Formation and Stabilization of Ground and Excited State Singlet O$_2$ upon Recombination of $^3$P Oxygen on Amorphous Solid Water

TL;DR

This study investigates how oxygen atoms recombine on amorphous solid water to produce stable ground and excited singlet and triplet O$_2$, revealing their relative formation rates and potential impact on cold cloud chemistry.

Contribution

It demonstrates the formation and stabilization of both ground and excited singlet O$_2$ states during recombination on amorphous water, supported by experimental and kinetic modeling.

Findings

Equal proportions of ground and excited singlet and triplet O$_2$ are formed.

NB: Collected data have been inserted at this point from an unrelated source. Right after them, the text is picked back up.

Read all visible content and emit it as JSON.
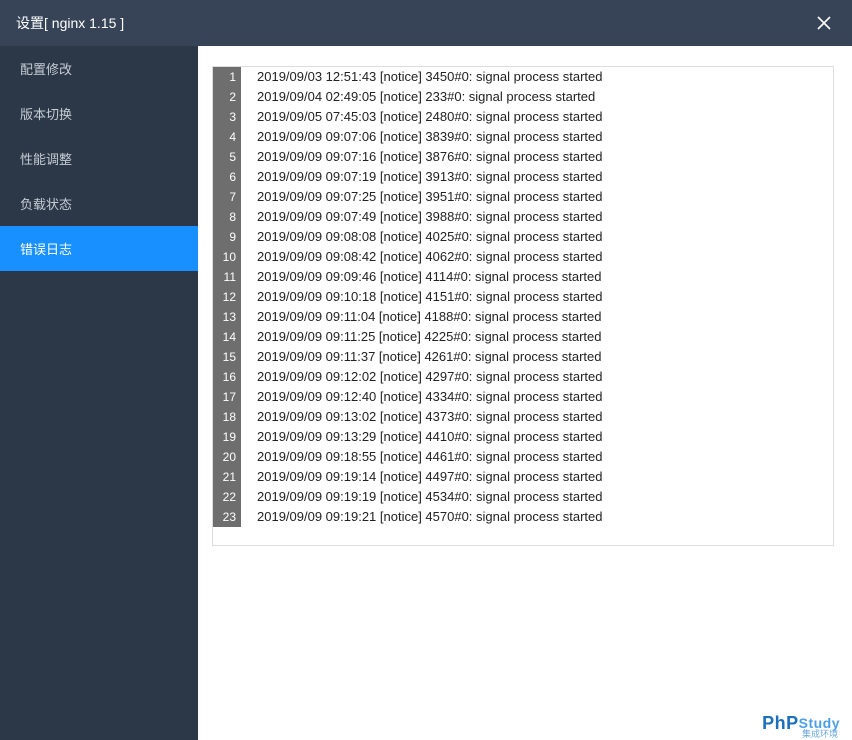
{
  "titlebar": {
    "title": "设置[ nginx 1.15 ]"
  },
  "sidebar": {
    "items": [
      {
        "label": "配置修改",
        "active": false
      },
      {
        "label": "版本切换",
        "active": false
      },
      {
        "label": "性能调整",
        "active": false
      },
      {
        "label": "负载状态",
        "active": false
      },
      {
        "label": "错误日志",
        "active": true
      }
    ]
  },
  "log": {
    "lines": [
      "2019/09/03 12:51:43 [notice] 3450#0: signal process started",
      "2019/09/04 02:49:05 [notice] 233#0: signal process started",
      "2019/09/05 07:45:03 [notice] 2480#0: signal process started",
      "2019/09/09 09:07:06 [notice] 3839#0: signal process started",
      "2019/09/09 09:07:16 [notice] 3876#0: signal process started",
      "2019/09/09 09:07:19 [notice] 3913#0: signal process started",
      "2019/09/09 09:07:25 [notice] 3951#0: signal process started",
      "2019/09/09 09:07:49 [notice] 3988#0: signal process started",
      "2019/09/09 09:08:08 [notice] 4025#0: signal process started",
      "2019/09/09 09:08:42 [notice] 4062#0: signal process started",
      "2019/09/09 09:09:46 [notice] 4114#0: signal process started",
      "2019/09/09 09:10:18 [notice] 4151#0: signal process started",
      "2019/09/09 09:11:04 [notice] 4188#0: signal process started",
      "2019/09/09 09:11:25 [notice] 4225#0: signal process started",
      "2019/09/09 09:11:37 [notice] 4261#0: signal process started",
      "2019/09/09 09:12:02 [notice] 4297#0: signal process started",
      "2019/09/09 09:12:40 [notice] 4334#0: signal process started",
      "2019/09/09 09:13:02 [notice] 4373#0: signal process started",
      "2019/09/09 09:13:29 [notice] 4410#0: signal process started",
      "2019/09/09 09:18:55 [notice] 4461#0: signal process started",
      "2019/09/09 09:19:14 [notice] 4497#0: signal process started",
      "2019/09/09 09:19:19 [notice] 4534#0: signal process started",
      "2019/09/09 09:19:21 [notice] 4570#0: signal process started"
    ]
  },
  "footer": {
    "brand_main": "PhP",
    "brand_sub": "Study",
    "brand_tag": "集成环境"
  }
}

Recombination leads to stable species relevant for cold cloud chemistry.

Results align with wavepacket simulation models.

Abstract

The recombination dynamics of $^3$P oxygen atoms on cold amorphous solid water to form triplet and singlet molecular oxygen (O$_2$) is followed under conditions representative for cold clouds. It is found that both, formation of ground state ($X ^3 \Sigma_{g}^{-}$) O$_2$ and molecular oxygen in the two lowest singlet states ($a ^1\Delta_g$ and $b ^1\Sigma_g^+$) is possible and that the species can stabilize. The relative proportions of the species is approximately 1:1:1. These results also agree qualitatively with a kinetic model based on simplified wavepacket simulations. As the chemical reactivity of triplet and singlet O$_2$ is different it is likely that substantial amounts of $a ^1\Delta_g$ and $b ^1\Sigma_g^+$ oxygen influences the chemical evolution of cold clouds.